Comparison of fault diagnosis accuracy of different algorithms.

5. Conclusion

With the advent of the era of big data and the rapid development of technologies such as deep learning, computers with powerful computing power are needed to mine and extract key information from massive data by using complex neural network models. This paper presents a semisupervised antinetwork fault diagnosis algorithm based on improved generation, The algorithm effectively guarantees the convergence of the generated network model, makes full use of a large number of trouble-free label data sets, and obtains better fault diagnosis accuracy.
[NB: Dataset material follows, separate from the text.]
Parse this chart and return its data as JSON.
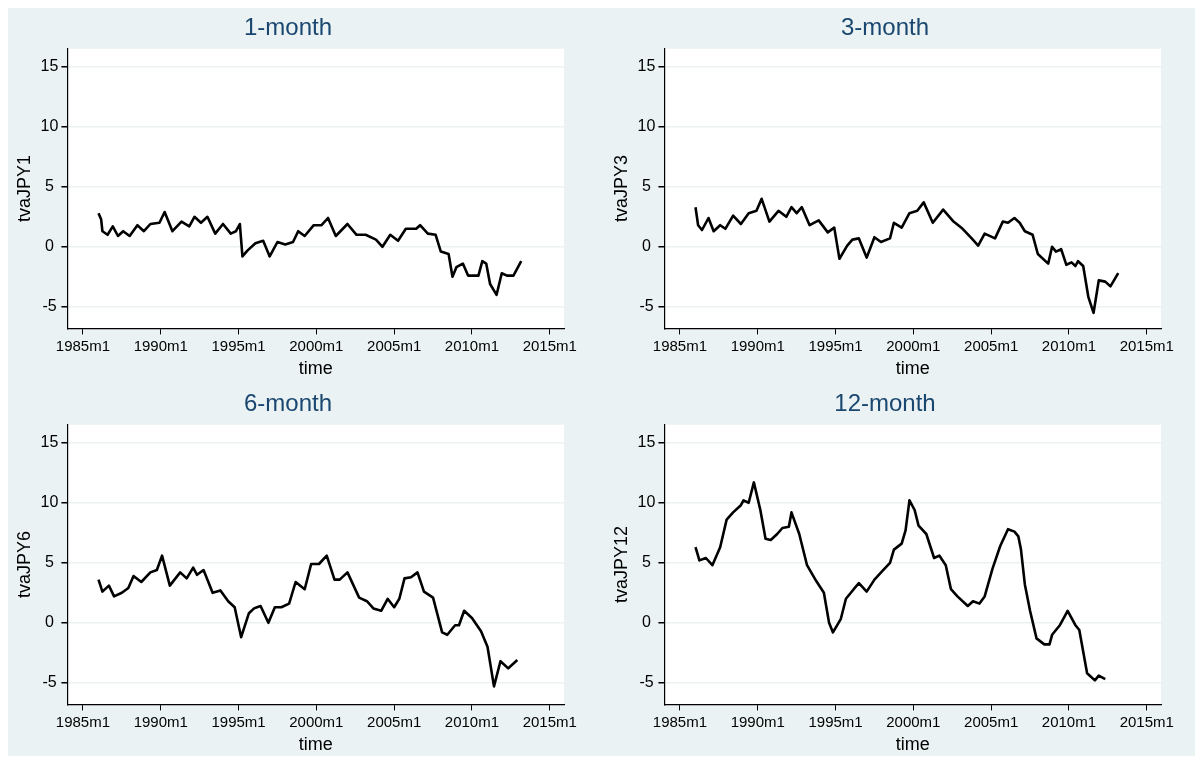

Then the diagnosis model is further optimized. The task of fault classification is completed by convolution neural network. In order to simplify the discriminant function of the network, the generated inverse network is only responsible for generating fault samples. The simulation results also show that the fault diagnosis algorithm based on generated inverse network combined with convolution neural network achieves better fault diagnosis accuracy and saves the overhead of manually marking a large number of data samples. In the next step, the performance comparison of this method under different network models is further studied. At present, the learning process of GAN can have a collapse problem, where the generator starts to degenerate and always produces the same sample points, unable to continue learning. When the generated model crashes, the discriminant model will also point to similar sample points in similar directions, and the training cannot continue, and this is also one of our research directions in the future.

Data Availability

The experimental data used to support the findings of this study are available from the corresponding author upon request.

Conflicts of Interest

The authors declare that they have no conflicts of interest regarding this work.

Acknowledgments

This work was supported by the research project of Taishan University: “ Intelligent monitoring system for pedestrian detection ” (No. 2020HX040), 2020.10-2022.12.